The case is Smith v. Levine, a summary order decided on January 31. Smith filed a grievance complaining that several guards had beaten up a Muslim inmate because of his religion. Smith was then shipped off to another prison and placed in confinement. He says this transfer happened because the guards wanted to prevent someone from the New York Inspector General's office from interviewing him. He sues under the First Amendment.
The district court threw out the case, but the State Attorney General's office now concedes that Smith properly alleges a First Amendment claim. You don't see concessions like that very often, particularly when the district court ruled the other way. So, a tip of the hat to the AG's office for picking and choosing their battles.
But the State argues that Smith has no clear right to be free from a retaliatory prison transfer. The Court of Appeals (Cabranes, Wesley and Livingston) notes, however, that the Second Circuit has recognized such a right since 1998. And, the Court notes, Smith can show that conditions at the new jail were worse than the old jail. He can take this case to a jury.

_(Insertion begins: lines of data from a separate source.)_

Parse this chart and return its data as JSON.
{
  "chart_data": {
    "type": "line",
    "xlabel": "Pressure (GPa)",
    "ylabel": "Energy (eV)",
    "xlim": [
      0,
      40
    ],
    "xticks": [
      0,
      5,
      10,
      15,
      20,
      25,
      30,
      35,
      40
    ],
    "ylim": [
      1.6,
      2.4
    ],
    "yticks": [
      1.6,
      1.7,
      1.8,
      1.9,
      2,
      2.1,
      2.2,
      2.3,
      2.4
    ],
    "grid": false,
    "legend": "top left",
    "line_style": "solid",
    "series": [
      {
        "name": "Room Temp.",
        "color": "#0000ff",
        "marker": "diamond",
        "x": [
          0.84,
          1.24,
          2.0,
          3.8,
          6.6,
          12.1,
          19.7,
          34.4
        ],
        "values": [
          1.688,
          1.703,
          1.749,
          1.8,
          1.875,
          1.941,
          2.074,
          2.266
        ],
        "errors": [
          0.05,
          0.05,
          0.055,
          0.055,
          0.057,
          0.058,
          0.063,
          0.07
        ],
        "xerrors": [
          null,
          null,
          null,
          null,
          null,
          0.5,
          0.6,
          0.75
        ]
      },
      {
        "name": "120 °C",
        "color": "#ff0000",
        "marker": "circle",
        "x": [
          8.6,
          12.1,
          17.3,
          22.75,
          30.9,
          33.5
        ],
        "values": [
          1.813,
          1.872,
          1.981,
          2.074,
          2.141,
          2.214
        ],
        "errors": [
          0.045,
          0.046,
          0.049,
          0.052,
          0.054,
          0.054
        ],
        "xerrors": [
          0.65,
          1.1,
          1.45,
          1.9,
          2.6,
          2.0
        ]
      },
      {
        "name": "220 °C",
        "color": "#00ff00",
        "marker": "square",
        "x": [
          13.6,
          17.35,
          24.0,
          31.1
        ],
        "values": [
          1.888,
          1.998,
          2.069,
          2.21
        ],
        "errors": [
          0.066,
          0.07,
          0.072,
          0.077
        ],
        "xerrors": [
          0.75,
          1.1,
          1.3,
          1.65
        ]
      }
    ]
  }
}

Smith also goes after two guards who, he says, retaliated against him. The evidence against these guys is thin, so thin that the Court of Appeals wonders if Smith can win the case at trial. The Second Circuit views the evidence in the light most favorable to Smith in reversing summary judgment. This legal reasoning represents summary judgment logic at its most pro-plaintiff:
Although Smith’s amended complaint may not contain the specificity desired in all contexts, given the “special solicitude” accorded to pro se complaints, we hold that the District Court erred in dismissing the amended complaint against Kelly and Levine. In particular, Smith alleges that it was Kelly who instructed the guards to place him on the 72 hour investigation, one day prior to his transfer. The obvious inference to be drawn from the sequence of Smith’s allegations is that the investigation was a precursor to his transfer and that, inasmuch as Kelly ordered the investigation, he had a direct role in the transfer. As for Levine, Smith alleges that he was the guard who actually removed him from his cell and put him on his way to Auburn. Smith further alleges that Levine told the guards at Auburn that the transfer was executed as punishment for his written complaints to NYSIG, and that, as a direct result, the guards at Auburn placed him in the SHU. We find that these allegations are sufficient to “suggest” Kelly and Levine’s direct involvement in the alleged retaliation.